Yana Liu; Jinglian Zhu; Zhibing Liu; Yunfeng Zhu; Jiguang Zhang; Liquan Li

doi:10.3389/fchem.2019.00949

Magnesium Nanoparticles With Pd Decoration for Hydrogen Storage

Front Chem. 2020 Feb 19:7:949. doi: 10.3389/fchem.2019.00949. eCollection 2019.

Authors

Yana Liu^{1

2}, Jinglian Zhu^{1

2}, Zhibing Liu^{1

2}, Yunfeng Zhu^{1

2}, Jiguang Zhang^{1

2}, Liquan Li^{1

2}

Affiliations

¹ College of Materials Science and Engineering, Nanjing Tech University, Nanjing, China.
² Jiangsu Collaborative Innovation Centre for Advanced Inorganic Function Composites, Nanjing Tech University, Nanjing, China.

Abstract

In this work, Magnesium nanoparticles with Pd decoration, ranging from 40 to 70 nm, were successfully coprecipitated from tetrahydrofuran (THF) solution, assigned as the Mg-Pd nanocomposite. The Mg-Pd nanocomposite exhibits superior hydrogen storage properties.

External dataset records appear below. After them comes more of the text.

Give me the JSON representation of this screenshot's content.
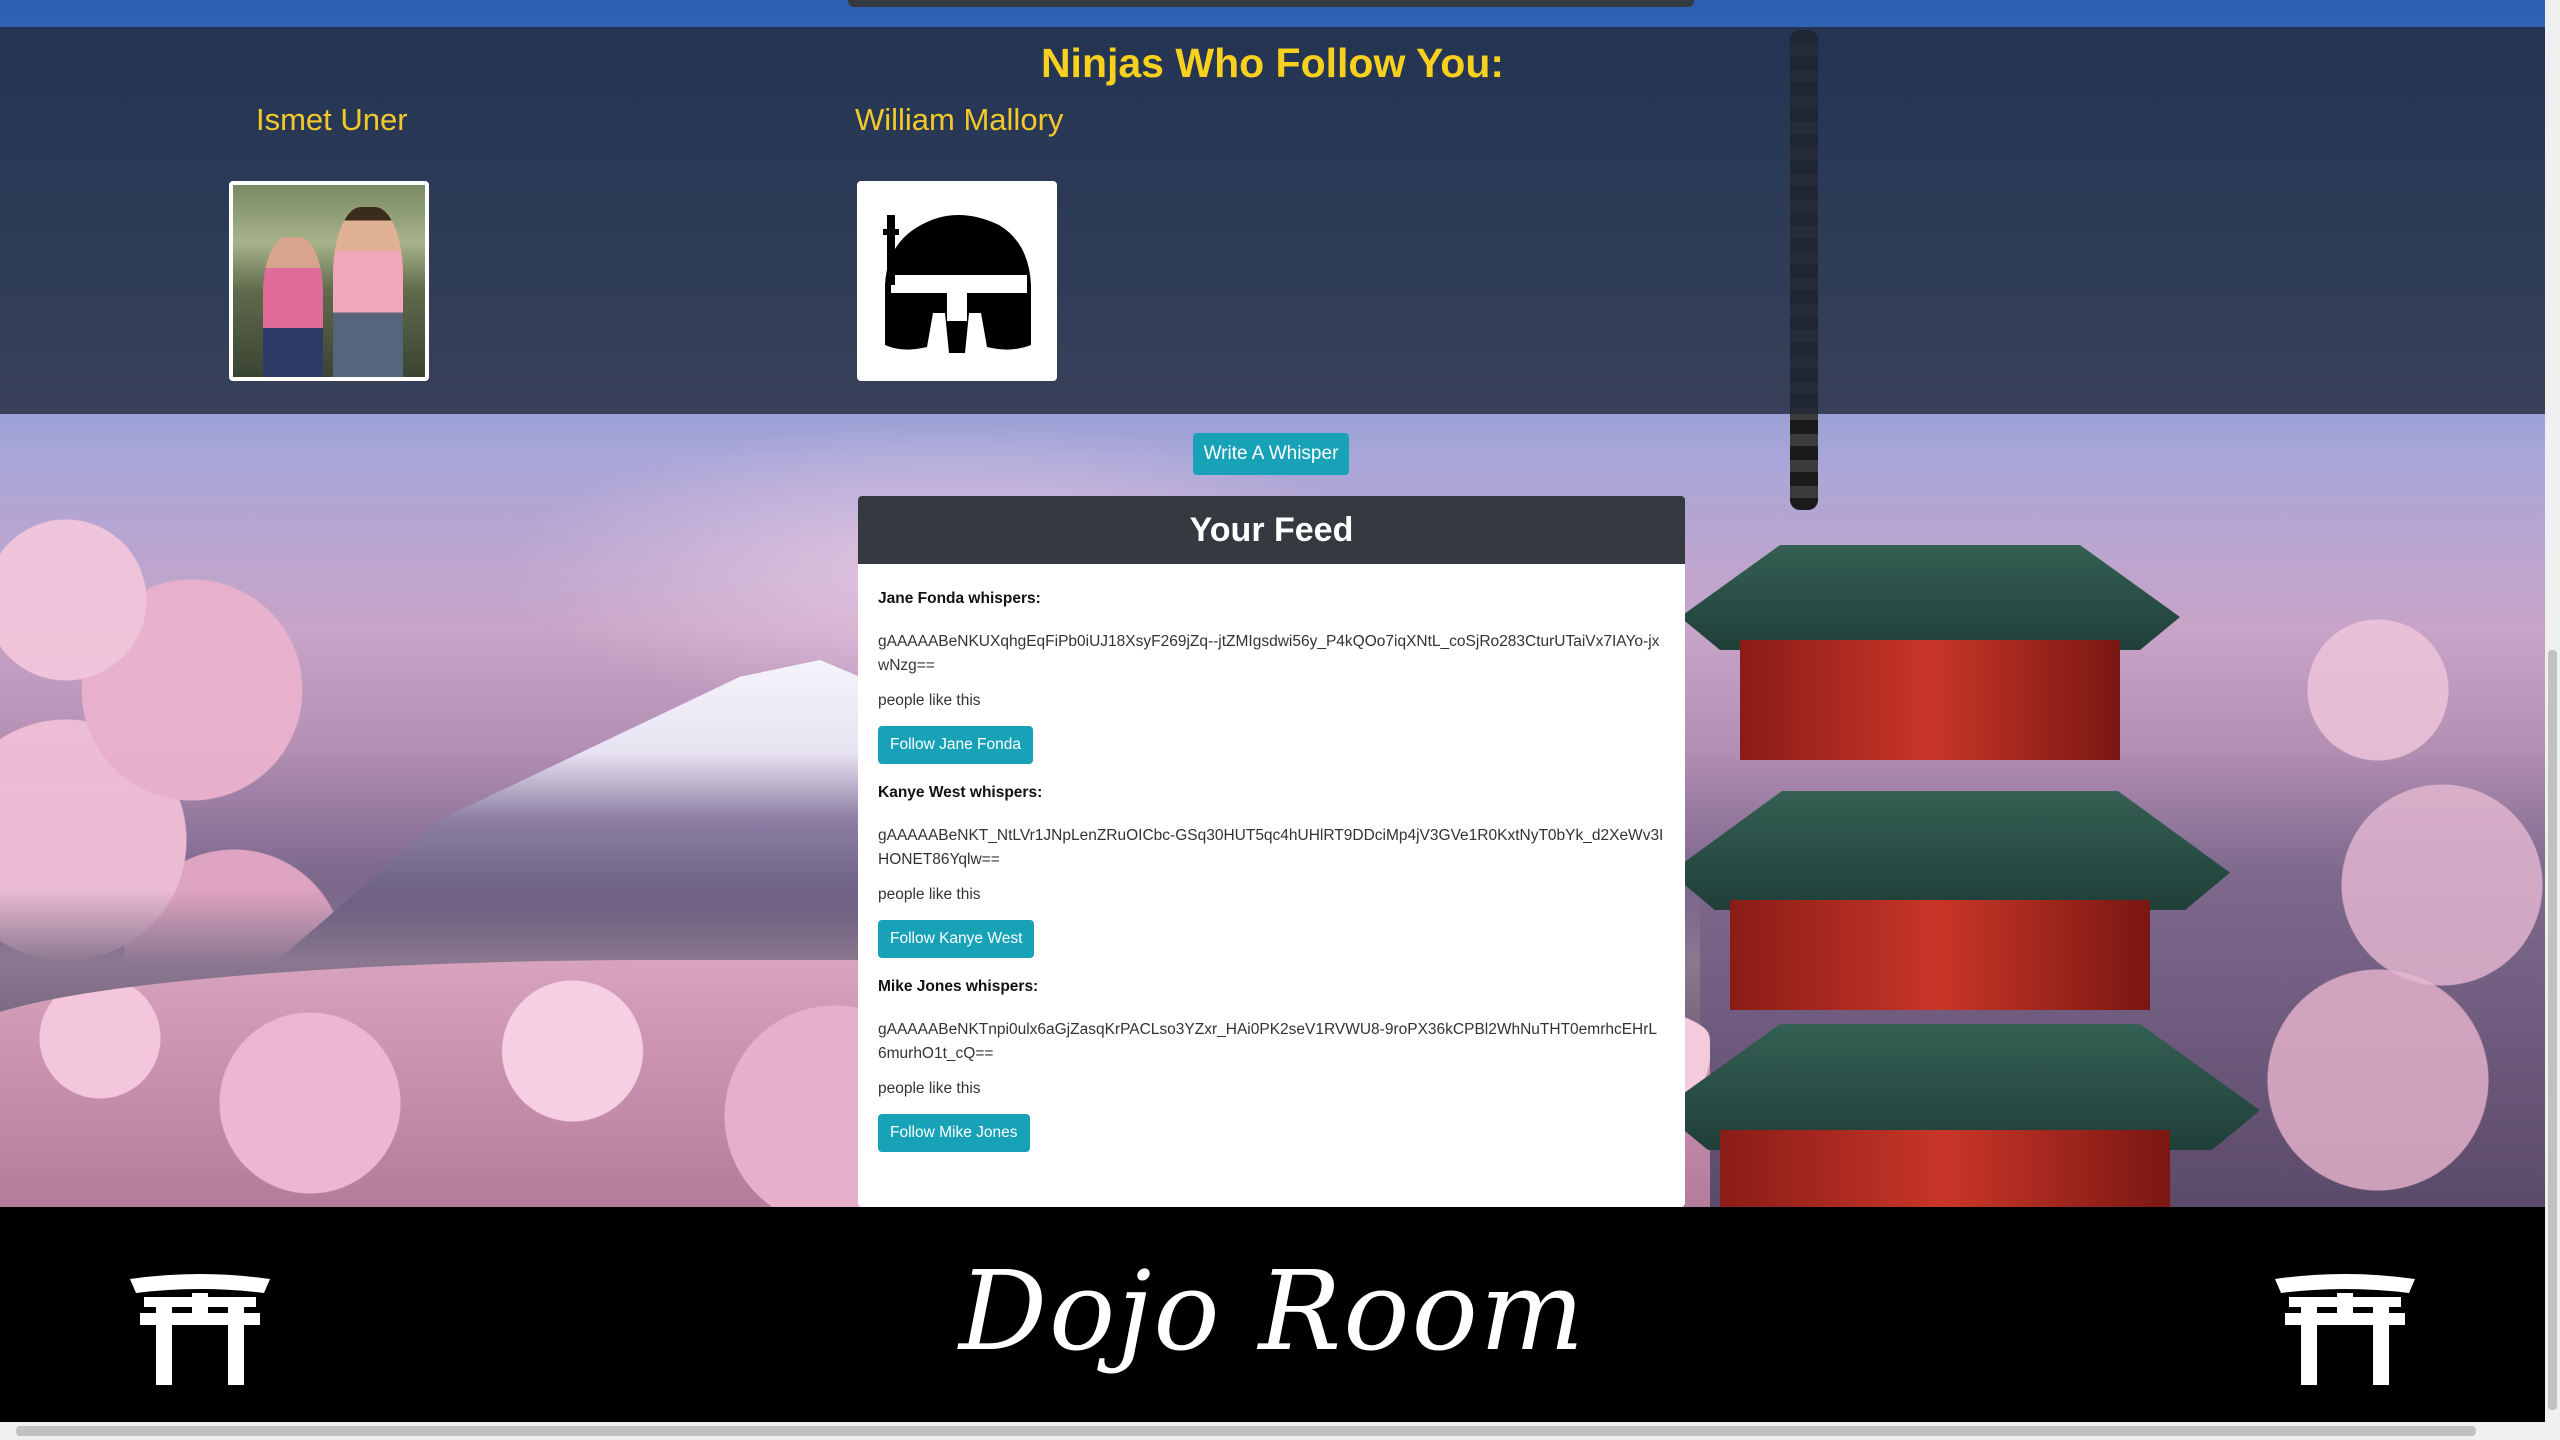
{
  "followers": {
    "title": "Ninjas Who Follow You:",
    "list": [
      {
        "name": "Ismet Uner",
        "avatar": "couple-photo"
      },
      {
        "name": "William Mallory",
        "avatar": "mandalorian-helmet-icon"
      }
    ]
  },
  "write_button": "Write A Whisper",
  "feed": {
    "title": "Your Feed",
    "posts": [
      {
        "author": "Jane Fonda whispers:",
        "message": "gAAAAABeNKUXqhgEqFiPb0iUJ18XsyF269jZq--jtZMIgsdwi56y_P4kQOo7iqXNtL_coSjRo283CturUTaiVx7IAYo-jxwNzg==",
        "likes": "people like this",
        "follow_label": "Follow Jane Fonda"
      },
      {
        "author": "Kanye West whispers:",
        "message": "gAAAAABeNKT_NtLVr1JNpLenZRuOICbc-GSq30HUT5qc4hUHlRT9DDciMp4jV3GVe1R0KxtNyT0bYk_d2XeWv3IHONET86Yqlw==",
        "likes": "people like this",
        "follow_label": "Follow Kanye West"
      },
      {
        "author": "Mike Jones whispers:",
        "message": "gAAAAABeNKTnpi0ulx6aGjZasqKrPACLso3YZxr_HAi0PK2seV1RVWU8-9roPX36kCPBl2WhNuTHT0emrhcEHrL6murhO1t_cQ==",
        "likes": "people like this",
        "follow_label": "Follow Mike Jones"
      }
    ]
  },
  "footer": {
    "logo_text": "Dojo Room",
    "left_icon": "torii-gate-icon",
    "right_icon": "torii-gate-icon"
  }
}
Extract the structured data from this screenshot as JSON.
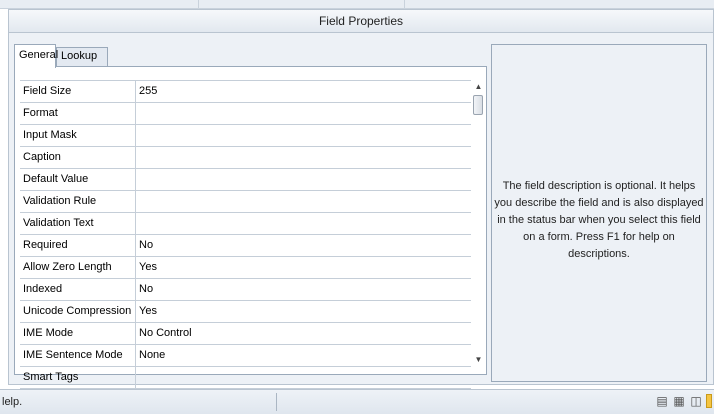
{
  "panel": {
    "title": "Field Properties"
  },
  "tabs": [
    {
      "label": "General"
    },
    {
      "label": "Lookup"
    }
  ],
  "properties": [
    {
      "label": "Field Size",
      "value": "255"
    },
    {
      "label": "Format",
      "value": ""
    },
    {
      "label": "Input Mask",
      "value": ""
    },
    {
      "label": "Caption",
      "value": ""
    },
    {
      "label": "Default Value",
      "value": ""
    },
    {
      "label": "Validation Rule",
      "value": ""
    },
    {
      "label": "Validation Text",
      "value": ""
    },
    {
      "label": "Required",
      "value": "No"
    },
    {
      "label": "Allow Zero Length",
      "value": "Yes"
    },
    {
      "label": "Indexed",
      "value": "No"
    },
    {
      "label": "Unicode Compression",
      "value": "Yes"
    },
    {
      "label": "IME Mode",
      "value": "No Control"
    },
    {
      "label": "IME Sentence Mode",
      "value": "None"
    },
    {
      "label": "Smart Tags",
      "value": ""
    }
  ],
  "scrollbar": {
    "up_icon": "arrow-up-icon",
    "down_icon": "arrow-down-icon"
  },
  "description": {
    "text": "The field description is optional. It helps you describe the field and is also displayed in the status bar when you select this field on a form. Press F1 for help on descriptions."
  },
  "status": {
    "text": "lelp.",
    "view_icons": [
      "datasheet-view-icon",
      "pivot-view-icon",
      "design-view-icon"
    ]
  }
}
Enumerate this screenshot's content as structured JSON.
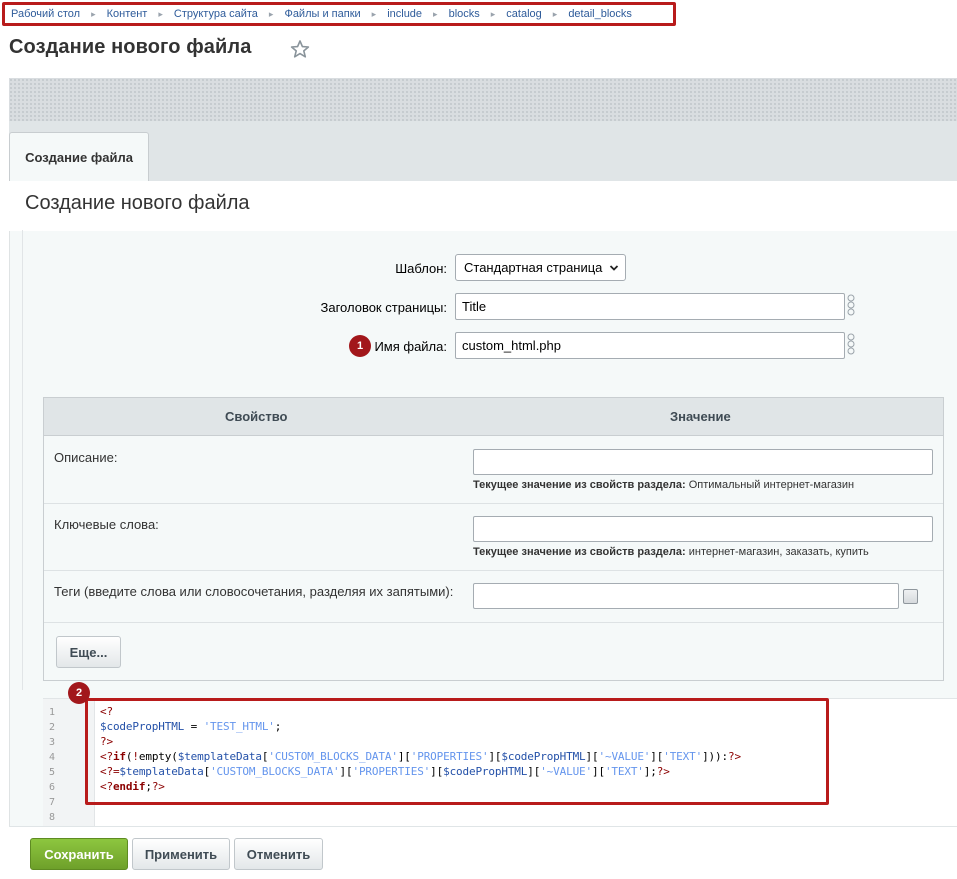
{
  "breadcrumb": [
    "Рабочий стол",
    "Контент",
    "Структура сайта",
    "Файлы и папки",
    "include",
    "blocks",
    "catalog",
    "detail_blocks"
  ],
  "page": {
    "title": "Создание нового файла"
  },
  "tabs": [
    {
      "label": "Создание файла"
    }
  ],
  "section": {
    "title": "Создание нового файла"
  },
  "form": {
    "template_label": "Шаблон:",
    "template_value": "Стандартная страница",
    "page_title_label": "Заголовок страницы:",
    "page_title_value": "Title",
    "filename_label": "Имя файла:",
    "filename_value": "custom_html.php",
    "filename_badge": "1"
  },
  "properties": {
    "col_property": "Свойство",
    "col_value": "Значение",
    "current_prefix": "Текущее значение из свойств раздела:",
    "rows": [
      {
        "label": "Описание:",
        "value": "",
        "current": "Оптимальный интернет-магазин"
      },
      {
        "label": "Ключевые слова:",
        "value": "",
        "current": "интернет-магазин, заказать, купить"
      },
      {
        "label": "Теги (введите слова или словосочетания, разделяя их запятыми):",
        "value": ""
      }
    ],
    "more_label": "Еще..."
  },
  "editor": {
    "badge": "2",
    "line_numbers": [
      "1",
      "2",
      "3",
      "4",
      "5",
      "6",
      "7",
      "8"
    ]
  },
  "buttons": {
    "save": "Сохранить",
    "apply": "Применить",
    "cancel": "Отменить"
  },
  "colors": {
    "highlight": "#b81b1b",
    "badge": "#a2171b",
    "save_button": "#7cb333",
    "link": "#2e5b9a"
  },
  "icons": [
    "star-icon",
    "chevron-right-icon",
    "chevron-down-icon",
    "hint-icon"
  ]
}
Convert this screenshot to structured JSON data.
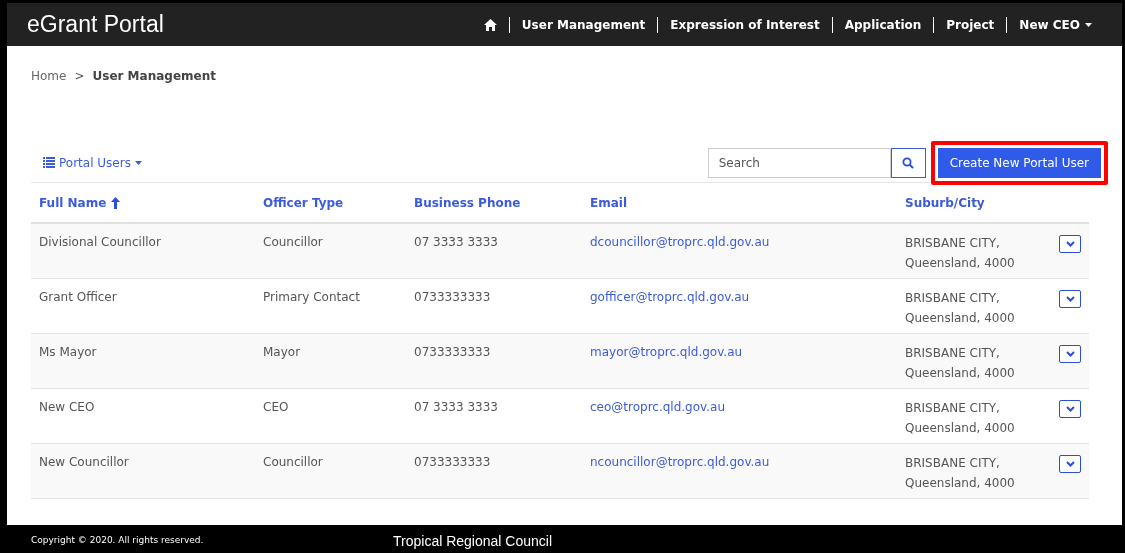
{
  "navbar": {
    "brand": "eGrant Portal",
    "items": [
      {
        "kind": "home"
      },
      {
        "kind": "link",
        "label": "User Management"
      },
      {
        "kind": "link",
        "label": "Expression of Interest"
      },
      {
        "kind": "link",
        "label": "Application"
      },
      {
        "kind": "link",
        "label": "Project"
      },
      {
        "kind": "dropdown",
        "label": "New CEO"
      }
    ]
  },
  "breadcrumb_separator": ">",
  "breadcrumb": [
    {
      "label": "Home",
      "current": false
    },
    {
      "label": "User Management",
      "current": true
    }
  ],
  "view_menu": {
    "label": "Portal Users"
  },
  "search": {
    "placeholder": "Search"
  },
  "create_button": {
    "label": "Create New Portal User",
    "highlighted": true
  },
  "table": {
    "columns": [
      {
        "label": "Full Name",
        "sorted": true
      },
      {
        "label": "Officer Type",
        "sorted": false
      },
      {
        "label": "Business Phone",
        "sorted": false
      },
      {
        "label": "Email",
        "sorted": false
      },
      {
        "label": "Suburb/City",
        "sorted": false
      }
    ],
    "rows": [
      {
        "full_name": "Divisional Councillor",
        "officer_type": "Councillor",
        "business_phone": "07 3333 3333",
        "email": "dcouncillor@troprc.qld.gov.au",
        "suburb": "BRISBANE CITY,",
        "state": "Queensland, 4000"
      },
      {
        "full_name": "Grant Officer",
        "officer_type": "Primary Contact",
        "business_phone": "0733333333",
        "email": "gofficer@troprc.qld.gov.au",
        "suburb": "BRISBANE CITY,",
        "state": "Queensland, 4000"
      },
      {
        "full_name": "Ms Mayor",
        "officer_type": "Mayor",
        "business_phone": "0733333333",
        "email": "mayor@troprc.qld.gov.au",
        "suburb": "BRISBANE CITY,",
        "state": "Queensland, 4000"
      },
      {
        "full_name": "New CEO",
        "officer_type": "CEO",
        "business_phone": "07 3333 3333",
        "email": "ceo@troprc.qld.gov.au",
        "suburb": "BRISBANE CITY,",
        "state": "Queensland, 4000"
      },
      {
        "full_name": "New Councillor",
        "officer_type": "Councillor",
        "business_phone": "0733333333",
        "email": "ncouncillor@troprc.qld.gov.au",
        "suburb": "BRISBANE CITY,",
        "state": "Queensland, 4000"
      }
    ]
  },
  "footer": {
    "copyright": "Copyright © 2020. All rights reserved.",
    "council": "Tropical Regional Council"
  }
}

For the hydrogenated Mg-Pd nanocomposite at 150°C, the onset dehydrogenation temperature is significantly reduced to 216.8°C, with a lower apparent activation energy for dehydrogenation of 93.8 kJ/mol H₂. High-content γ-MgH₂ formed during the hydrogenation process, along with PH_0.706, contributes to the enhancing of desorption kinetics. The Mg-Pd nanocomposite can take up 3.0 wt% hydrogen in 2 h at a temperature as low as 50°C. During lower hydrogenation temperatures, Pd can dissociate hydrogen and create a hydrogen diffusion pathway for the Mg nanoparticles, leading to the decrease of the hydrogenation apparent activation energy (44.3 kJ/mol H₂). In addition, the Mg-Pd alloy formed during the hydrogenation/dehydrogenation process can play an active role in the reversible metal hydride transformation, destabilizing the MgH₂.

Keywords: Mg-based nanoparticles; Pd decoration; coprecipitation; hydrogen storage; γ-MgH2 phase.